I have a lookup table

cat  tmp1
[//rtwttwtr*fgg]\\\erw``~ 1
^774574574565665f[[[//]\] 2
()42543^[[D^[[D^[[D^[[D^[[D353535345****@3242- 3

and I`m trying to compare a bunch of strings such that, either the lookup table column 1, or the string to be looked up are substrings of each other (and return the second lookup column if yes).

cat  tmp2
[//rtwtt
[//rtwttwtr*fgg]\\\erw``~
[//rtwttwtr*fgg]\\\erw``~4353535^^^7
()42543^[[D^[[D^[[D^[[D^[[D353535345****@3242--
rwerq5555525525

My desired output is

[//rtwtt 1
[//rtwttwtr*fgg]\\\erw``~ 1 
[//rtwttwtr*fgg]\\\erw``~4353535^^^7 1
()42543^[[D^[[D^[[D^[[D^[[D353535345****@3242-- 3
rwerq5555525525

Here is what I tried

awk 'NR==FNR{a[$1]=$2;next} { for(as in a) { if(($1~as) || (as~$1)) print $1,a[as]; continue}}' tmp1 tmp2

Also

awk 'NR==FNR{a[$1]=$2;next} { for(as in a) { if(($1~/as/) || (as~/$1/)) print $1,a[as]; continue}}' tmp1 tmp2

How can I tell the code to ignore the special characters and just compare the strings.
note: Either of the strings must fully contain the other string to satisfy the lookup.
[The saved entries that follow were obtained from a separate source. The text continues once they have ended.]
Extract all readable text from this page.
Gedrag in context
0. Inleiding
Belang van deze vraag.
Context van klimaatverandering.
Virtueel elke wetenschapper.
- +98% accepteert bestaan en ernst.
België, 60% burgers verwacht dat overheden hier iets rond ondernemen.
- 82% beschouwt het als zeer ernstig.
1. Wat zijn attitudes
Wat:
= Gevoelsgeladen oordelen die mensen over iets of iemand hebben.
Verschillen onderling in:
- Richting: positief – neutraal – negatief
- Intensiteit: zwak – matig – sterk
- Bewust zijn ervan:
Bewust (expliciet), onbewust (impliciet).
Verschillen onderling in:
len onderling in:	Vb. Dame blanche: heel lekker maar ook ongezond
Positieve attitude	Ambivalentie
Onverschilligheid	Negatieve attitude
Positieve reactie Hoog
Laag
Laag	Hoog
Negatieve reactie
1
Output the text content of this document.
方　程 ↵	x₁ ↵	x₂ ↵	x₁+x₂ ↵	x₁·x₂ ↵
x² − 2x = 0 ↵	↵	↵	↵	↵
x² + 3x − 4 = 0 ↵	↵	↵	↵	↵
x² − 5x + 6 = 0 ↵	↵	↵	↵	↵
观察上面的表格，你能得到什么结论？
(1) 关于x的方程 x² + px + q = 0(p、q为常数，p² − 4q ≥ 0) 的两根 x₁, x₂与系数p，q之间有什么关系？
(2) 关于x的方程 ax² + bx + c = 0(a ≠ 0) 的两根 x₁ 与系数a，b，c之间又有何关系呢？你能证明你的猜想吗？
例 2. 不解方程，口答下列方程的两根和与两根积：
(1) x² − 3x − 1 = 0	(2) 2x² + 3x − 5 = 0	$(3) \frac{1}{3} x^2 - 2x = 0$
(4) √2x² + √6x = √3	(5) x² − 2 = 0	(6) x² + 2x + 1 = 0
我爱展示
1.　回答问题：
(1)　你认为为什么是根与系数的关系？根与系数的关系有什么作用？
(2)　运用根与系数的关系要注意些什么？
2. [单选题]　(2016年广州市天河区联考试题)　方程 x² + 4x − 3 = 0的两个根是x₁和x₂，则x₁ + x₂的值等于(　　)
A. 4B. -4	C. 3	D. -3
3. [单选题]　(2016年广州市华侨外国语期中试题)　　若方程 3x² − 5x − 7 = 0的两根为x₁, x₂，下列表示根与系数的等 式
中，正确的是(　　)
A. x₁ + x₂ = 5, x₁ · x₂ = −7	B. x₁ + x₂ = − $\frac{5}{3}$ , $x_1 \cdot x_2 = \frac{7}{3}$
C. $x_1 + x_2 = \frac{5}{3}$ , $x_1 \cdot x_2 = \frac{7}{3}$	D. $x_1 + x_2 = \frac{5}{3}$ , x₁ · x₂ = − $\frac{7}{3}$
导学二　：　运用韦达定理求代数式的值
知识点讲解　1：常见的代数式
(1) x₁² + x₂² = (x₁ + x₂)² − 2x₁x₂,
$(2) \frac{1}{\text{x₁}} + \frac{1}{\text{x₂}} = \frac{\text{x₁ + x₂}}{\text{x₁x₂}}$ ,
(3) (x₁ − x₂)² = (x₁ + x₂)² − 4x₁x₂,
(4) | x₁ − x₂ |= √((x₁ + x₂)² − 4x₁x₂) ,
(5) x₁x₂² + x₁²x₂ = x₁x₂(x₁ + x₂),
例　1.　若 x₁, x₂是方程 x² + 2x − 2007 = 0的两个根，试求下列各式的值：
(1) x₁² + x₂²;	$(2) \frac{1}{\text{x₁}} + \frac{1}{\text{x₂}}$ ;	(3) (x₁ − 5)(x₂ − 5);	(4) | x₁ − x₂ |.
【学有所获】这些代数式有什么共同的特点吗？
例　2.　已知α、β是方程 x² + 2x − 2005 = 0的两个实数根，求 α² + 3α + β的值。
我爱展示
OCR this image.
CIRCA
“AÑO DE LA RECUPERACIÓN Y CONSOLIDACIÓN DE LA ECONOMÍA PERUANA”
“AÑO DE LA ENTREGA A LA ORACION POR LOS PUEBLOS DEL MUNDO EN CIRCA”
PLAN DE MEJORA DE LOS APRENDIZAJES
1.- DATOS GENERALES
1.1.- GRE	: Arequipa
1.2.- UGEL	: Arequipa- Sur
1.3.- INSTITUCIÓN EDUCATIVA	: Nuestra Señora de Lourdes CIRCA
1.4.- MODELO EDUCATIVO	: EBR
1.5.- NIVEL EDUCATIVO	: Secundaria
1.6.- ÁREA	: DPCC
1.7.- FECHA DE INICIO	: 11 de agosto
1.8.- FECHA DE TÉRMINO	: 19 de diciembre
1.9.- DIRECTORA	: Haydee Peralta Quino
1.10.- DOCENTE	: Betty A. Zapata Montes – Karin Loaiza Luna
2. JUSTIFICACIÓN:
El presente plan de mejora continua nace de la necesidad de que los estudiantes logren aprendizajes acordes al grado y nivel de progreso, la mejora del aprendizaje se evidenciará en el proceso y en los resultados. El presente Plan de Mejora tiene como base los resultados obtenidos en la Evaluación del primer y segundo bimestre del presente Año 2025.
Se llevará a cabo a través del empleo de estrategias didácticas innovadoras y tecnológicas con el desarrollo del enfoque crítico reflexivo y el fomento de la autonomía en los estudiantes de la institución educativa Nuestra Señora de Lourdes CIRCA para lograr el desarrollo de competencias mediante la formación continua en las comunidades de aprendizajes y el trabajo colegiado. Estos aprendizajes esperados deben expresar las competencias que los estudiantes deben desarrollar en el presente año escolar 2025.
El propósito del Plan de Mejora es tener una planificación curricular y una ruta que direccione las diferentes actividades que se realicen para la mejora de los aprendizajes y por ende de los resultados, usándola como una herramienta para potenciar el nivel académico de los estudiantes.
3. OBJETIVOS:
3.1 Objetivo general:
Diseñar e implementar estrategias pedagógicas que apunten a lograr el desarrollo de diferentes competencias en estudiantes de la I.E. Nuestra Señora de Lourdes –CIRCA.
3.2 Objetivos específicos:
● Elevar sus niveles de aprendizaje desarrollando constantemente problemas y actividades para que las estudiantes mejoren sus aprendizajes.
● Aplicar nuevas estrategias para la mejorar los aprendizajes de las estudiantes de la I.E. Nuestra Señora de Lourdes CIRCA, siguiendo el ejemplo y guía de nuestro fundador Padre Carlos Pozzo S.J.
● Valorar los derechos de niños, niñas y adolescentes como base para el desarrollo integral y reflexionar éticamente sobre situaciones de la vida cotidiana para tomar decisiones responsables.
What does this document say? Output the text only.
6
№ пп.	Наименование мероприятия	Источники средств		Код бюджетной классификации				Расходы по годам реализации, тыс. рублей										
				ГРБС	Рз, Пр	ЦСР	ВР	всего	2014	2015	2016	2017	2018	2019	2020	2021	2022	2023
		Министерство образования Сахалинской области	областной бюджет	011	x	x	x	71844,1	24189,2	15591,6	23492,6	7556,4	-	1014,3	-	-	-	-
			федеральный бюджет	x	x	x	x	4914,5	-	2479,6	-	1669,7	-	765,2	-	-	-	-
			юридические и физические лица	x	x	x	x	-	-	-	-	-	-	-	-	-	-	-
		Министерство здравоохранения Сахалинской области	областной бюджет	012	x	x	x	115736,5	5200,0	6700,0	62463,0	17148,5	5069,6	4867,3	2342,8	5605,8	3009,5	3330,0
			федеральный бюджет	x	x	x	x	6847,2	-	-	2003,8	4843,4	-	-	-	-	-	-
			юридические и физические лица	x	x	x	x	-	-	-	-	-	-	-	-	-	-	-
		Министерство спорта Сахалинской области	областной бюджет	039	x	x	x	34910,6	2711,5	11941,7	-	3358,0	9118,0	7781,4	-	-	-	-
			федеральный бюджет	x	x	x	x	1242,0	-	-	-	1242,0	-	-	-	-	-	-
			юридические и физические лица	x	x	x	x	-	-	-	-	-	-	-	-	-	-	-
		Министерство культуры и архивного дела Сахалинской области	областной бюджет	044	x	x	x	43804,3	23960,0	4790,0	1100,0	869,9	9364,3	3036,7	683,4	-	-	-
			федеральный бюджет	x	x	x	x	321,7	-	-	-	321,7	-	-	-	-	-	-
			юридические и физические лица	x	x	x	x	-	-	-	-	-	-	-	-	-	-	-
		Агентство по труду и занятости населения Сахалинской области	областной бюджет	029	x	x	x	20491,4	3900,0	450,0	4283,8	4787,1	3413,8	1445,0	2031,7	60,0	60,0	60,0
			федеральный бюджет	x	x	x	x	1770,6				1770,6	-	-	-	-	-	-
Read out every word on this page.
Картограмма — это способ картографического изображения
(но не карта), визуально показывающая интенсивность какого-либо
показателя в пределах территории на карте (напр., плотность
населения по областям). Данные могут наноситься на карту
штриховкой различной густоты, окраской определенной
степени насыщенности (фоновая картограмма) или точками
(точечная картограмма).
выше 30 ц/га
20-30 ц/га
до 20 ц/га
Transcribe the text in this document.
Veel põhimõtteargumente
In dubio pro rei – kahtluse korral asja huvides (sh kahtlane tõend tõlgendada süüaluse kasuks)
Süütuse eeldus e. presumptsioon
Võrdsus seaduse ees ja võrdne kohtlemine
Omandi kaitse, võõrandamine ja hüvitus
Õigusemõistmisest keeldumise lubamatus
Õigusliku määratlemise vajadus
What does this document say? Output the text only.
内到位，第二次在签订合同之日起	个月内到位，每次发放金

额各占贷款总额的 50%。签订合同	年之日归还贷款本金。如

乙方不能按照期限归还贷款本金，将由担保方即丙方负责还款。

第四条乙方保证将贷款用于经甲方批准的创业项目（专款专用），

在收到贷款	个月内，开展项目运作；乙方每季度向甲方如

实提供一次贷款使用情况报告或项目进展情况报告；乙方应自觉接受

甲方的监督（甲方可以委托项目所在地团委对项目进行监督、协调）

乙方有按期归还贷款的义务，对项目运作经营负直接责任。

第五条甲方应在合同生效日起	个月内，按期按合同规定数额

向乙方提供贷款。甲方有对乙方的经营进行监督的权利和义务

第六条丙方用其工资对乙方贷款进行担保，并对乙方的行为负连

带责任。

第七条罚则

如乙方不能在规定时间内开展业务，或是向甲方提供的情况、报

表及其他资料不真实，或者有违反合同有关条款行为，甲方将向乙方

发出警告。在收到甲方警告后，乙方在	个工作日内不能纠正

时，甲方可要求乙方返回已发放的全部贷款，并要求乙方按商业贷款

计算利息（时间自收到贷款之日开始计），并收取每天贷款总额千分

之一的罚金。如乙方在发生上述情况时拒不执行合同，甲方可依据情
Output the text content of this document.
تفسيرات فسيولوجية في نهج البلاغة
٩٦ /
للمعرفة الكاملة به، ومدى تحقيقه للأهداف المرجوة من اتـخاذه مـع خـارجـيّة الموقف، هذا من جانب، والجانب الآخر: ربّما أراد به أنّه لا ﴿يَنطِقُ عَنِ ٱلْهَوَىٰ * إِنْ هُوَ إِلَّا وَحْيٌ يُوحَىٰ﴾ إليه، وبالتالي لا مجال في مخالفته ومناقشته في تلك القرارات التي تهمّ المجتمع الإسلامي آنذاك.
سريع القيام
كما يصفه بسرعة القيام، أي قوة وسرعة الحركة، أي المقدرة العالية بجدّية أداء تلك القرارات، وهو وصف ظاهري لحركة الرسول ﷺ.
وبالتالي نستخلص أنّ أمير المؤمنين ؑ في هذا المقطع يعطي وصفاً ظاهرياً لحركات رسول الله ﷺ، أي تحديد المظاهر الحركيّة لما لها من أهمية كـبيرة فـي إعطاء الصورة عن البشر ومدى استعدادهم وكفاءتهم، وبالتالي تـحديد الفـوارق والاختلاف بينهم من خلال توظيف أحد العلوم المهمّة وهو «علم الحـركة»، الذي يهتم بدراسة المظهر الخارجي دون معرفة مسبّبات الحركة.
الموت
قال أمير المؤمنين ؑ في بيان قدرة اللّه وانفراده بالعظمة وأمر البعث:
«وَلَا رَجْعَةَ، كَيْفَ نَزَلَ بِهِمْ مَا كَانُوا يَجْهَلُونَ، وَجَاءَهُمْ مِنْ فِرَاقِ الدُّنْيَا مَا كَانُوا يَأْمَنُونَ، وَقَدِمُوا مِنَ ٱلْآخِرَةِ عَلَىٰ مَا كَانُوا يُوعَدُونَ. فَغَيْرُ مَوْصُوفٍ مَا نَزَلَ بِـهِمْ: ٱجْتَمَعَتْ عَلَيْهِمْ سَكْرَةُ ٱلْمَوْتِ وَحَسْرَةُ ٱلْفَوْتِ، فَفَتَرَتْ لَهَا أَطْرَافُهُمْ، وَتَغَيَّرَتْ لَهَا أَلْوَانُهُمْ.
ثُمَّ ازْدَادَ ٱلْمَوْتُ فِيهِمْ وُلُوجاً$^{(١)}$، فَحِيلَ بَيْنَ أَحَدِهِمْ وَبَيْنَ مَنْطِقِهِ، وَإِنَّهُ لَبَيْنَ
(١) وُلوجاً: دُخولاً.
What are the special chars? And why is rwerq5555525525 in your desired output?

1 Like

The special characters come from a pedigree code in plant breeding which has all sorts of characters like [, ], *,- ,@ , /, \,(,) space embedded in alphanumeric strings. Do you need a super-set of all special characters?

rwerq5555525525 is included in the output without a lookup value since it, or any substring of it is not present in the lookup table.